Automated tests are a powerful safety net. They are fast, repeatable, and protect against regressions. But they are not a substitute for actually running the code locally yourself.
Before I approve a pull request, I always check out the branch locally and test the code manually. It’s often the first thing I do as part of a code review. This is not because I distrust the person who wrote it or the test suite that passed it. It’s because nothing replaces the context and confidence you get from seeing a change work in front of you.
Understand the change at a deeper level.
Reading a PR in the browser makes it easy to skim. Pulling the branch down and running it makes me slow down and actually see what the change is doing. I can see how it behaves in practice, how it affects the rest of the system, and whether it really achieves its intended outcome.

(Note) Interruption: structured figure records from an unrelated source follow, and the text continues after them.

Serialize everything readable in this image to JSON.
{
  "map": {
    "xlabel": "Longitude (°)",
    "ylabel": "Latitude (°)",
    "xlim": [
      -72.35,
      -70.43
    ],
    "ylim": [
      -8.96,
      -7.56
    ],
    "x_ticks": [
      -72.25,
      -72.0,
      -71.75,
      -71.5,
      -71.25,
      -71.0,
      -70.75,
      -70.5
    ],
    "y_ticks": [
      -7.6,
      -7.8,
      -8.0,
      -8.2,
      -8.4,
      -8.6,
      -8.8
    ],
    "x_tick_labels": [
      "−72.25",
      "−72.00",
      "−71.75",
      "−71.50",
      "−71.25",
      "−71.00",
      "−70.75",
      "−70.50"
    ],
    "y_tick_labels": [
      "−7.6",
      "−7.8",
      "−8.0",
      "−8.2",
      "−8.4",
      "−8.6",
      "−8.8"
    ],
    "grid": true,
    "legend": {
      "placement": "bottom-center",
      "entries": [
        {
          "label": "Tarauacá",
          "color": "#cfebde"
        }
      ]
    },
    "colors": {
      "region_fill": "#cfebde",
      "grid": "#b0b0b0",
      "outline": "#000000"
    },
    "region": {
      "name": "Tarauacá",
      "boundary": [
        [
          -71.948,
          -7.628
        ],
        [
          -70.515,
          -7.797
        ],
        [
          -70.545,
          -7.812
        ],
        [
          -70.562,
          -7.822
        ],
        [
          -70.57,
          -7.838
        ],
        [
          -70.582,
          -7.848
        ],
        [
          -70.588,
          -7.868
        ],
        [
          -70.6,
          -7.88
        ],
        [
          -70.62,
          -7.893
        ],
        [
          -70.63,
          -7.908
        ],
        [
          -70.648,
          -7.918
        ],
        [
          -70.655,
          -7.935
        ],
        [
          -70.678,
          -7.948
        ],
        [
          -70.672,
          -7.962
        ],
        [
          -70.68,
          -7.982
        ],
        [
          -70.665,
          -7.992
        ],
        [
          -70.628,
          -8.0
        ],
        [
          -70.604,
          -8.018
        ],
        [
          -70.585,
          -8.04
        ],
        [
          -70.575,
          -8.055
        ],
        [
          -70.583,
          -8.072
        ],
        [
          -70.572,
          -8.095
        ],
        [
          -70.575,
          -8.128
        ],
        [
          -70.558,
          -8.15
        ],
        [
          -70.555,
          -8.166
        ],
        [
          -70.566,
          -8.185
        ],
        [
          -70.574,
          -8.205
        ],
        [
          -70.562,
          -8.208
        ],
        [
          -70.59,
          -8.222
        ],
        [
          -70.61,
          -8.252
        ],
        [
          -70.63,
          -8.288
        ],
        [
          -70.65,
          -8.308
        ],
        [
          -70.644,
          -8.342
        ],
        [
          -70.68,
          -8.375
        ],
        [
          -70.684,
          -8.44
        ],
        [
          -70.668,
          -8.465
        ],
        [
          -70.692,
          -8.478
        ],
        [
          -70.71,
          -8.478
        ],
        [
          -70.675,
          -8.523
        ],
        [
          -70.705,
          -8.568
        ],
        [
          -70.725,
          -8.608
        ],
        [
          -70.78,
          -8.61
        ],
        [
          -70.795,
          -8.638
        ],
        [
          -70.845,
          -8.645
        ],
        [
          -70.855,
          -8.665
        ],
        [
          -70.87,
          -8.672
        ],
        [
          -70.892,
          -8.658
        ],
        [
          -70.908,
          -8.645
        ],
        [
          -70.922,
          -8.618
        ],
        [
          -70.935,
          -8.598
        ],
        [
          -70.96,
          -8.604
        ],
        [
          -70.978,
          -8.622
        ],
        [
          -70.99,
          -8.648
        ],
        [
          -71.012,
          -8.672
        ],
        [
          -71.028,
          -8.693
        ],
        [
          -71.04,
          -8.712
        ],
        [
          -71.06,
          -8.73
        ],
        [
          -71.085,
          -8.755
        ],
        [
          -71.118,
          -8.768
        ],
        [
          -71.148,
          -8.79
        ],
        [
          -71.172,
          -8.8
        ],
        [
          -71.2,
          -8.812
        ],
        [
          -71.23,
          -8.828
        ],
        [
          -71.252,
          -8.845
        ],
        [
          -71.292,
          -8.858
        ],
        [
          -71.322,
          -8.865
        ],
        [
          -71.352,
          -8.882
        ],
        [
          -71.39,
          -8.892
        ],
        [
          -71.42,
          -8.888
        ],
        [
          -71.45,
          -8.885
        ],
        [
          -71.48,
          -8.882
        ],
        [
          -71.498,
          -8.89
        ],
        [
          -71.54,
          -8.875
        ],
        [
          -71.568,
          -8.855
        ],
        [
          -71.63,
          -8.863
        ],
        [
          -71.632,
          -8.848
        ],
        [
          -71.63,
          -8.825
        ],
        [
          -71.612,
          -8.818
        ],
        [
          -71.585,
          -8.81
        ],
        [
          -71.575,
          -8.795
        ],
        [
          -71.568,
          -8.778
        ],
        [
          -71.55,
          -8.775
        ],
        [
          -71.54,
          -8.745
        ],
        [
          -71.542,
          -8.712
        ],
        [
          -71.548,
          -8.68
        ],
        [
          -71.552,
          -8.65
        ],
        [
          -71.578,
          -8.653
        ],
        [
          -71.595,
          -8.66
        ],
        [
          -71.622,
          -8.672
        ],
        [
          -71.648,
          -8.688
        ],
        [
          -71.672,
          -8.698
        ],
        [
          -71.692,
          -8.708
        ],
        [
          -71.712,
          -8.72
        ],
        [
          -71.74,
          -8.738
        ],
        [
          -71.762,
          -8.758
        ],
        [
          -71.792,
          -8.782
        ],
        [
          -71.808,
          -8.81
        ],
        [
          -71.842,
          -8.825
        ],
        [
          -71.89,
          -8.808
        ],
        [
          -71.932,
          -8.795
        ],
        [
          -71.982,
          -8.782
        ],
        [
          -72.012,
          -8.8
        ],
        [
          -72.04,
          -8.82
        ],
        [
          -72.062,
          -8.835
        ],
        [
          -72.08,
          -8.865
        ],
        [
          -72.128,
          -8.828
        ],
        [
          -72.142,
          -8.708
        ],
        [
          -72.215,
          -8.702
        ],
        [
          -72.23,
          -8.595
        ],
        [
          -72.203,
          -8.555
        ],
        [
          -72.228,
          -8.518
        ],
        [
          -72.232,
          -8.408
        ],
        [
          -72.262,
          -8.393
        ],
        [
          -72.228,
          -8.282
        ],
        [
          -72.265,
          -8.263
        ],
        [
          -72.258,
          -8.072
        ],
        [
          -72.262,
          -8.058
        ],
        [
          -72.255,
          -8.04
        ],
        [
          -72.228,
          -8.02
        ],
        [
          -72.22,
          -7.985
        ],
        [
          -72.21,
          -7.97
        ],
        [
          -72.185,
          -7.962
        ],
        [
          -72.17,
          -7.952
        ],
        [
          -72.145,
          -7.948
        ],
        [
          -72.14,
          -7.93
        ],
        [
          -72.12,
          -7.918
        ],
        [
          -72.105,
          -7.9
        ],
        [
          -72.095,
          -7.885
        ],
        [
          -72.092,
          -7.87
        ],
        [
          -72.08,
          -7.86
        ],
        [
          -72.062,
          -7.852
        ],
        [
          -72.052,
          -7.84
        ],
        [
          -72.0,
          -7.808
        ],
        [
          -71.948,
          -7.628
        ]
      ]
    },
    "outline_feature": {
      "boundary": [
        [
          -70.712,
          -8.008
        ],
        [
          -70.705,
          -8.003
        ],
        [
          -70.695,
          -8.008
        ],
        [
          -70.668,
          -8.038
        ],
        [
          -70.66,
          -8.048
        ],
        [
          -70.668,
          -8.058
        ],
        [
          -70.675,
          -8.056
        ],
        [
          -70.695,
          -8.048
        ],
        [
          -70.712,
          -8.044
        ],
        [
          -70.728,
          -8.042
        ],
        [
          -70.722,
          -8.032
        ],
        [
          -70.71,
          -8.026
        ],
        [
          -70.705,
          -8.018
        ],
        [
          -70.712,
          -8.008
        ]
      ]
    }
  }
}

That hands-on run often surfaces little details that are easy to miss in a static review. It helps me confirm not just that the code works, but it works in a way that makes sense for the product and the people using it. It also gives me deeper context for the code’s intended outcomes when I dive into the Github diff.
Confirm it meets requirements and designs.
A passing test suite only verifies what the author has written into the tests. It can’t tell you if the change actually meets the requirements, matches the designs, or aligns with the intended user experience.
Running the branch locally lets me compare the change directly against the specs and designs, checking if the details match the intent. I started doing this early in my career, when I was new to code reviewing. Most of the feedback I could think give was checking a change against the requirements. At the time, I did not have the experience to know what to correct just from reading the code, but when I’d test PR branches locally, it gave me an area where I could still make impactful suggestions. It has stayed part of my process because it consistently catches inconsistencies with requirements, even as my reviews now include far more code-focused feedback.
Spot edge cases and gaps in automated testing.
Tests are written by people, and people miss things. When I test PR branches locally, I often think of edge cases the author might not have considered. This can reveal situations they might have missed or should add tests for.
Additionally, while automated tests are valuable, they can still rely on mocks or only cover known conditions. I can certainly think of times where the test suite passed, but I found something that didn’t work because it was mocked in the tests. Local testing helps me catch issues before they reach production.
Conclusion: Tests are good, but manual testing is still important.
Tests are essential, but they can be limited, especially when they involve mocks or do not cover every possible interaction. Checking out a branch and running it locally is the fastest way to validate that a change truly works, makes sense, and fulfills the intended outcome. It can be extra important when a project has limited budget or scope for QA testing.
It’s a simple habit that consistently produces fewer bugs, better quality, and greater confidence in what we ship.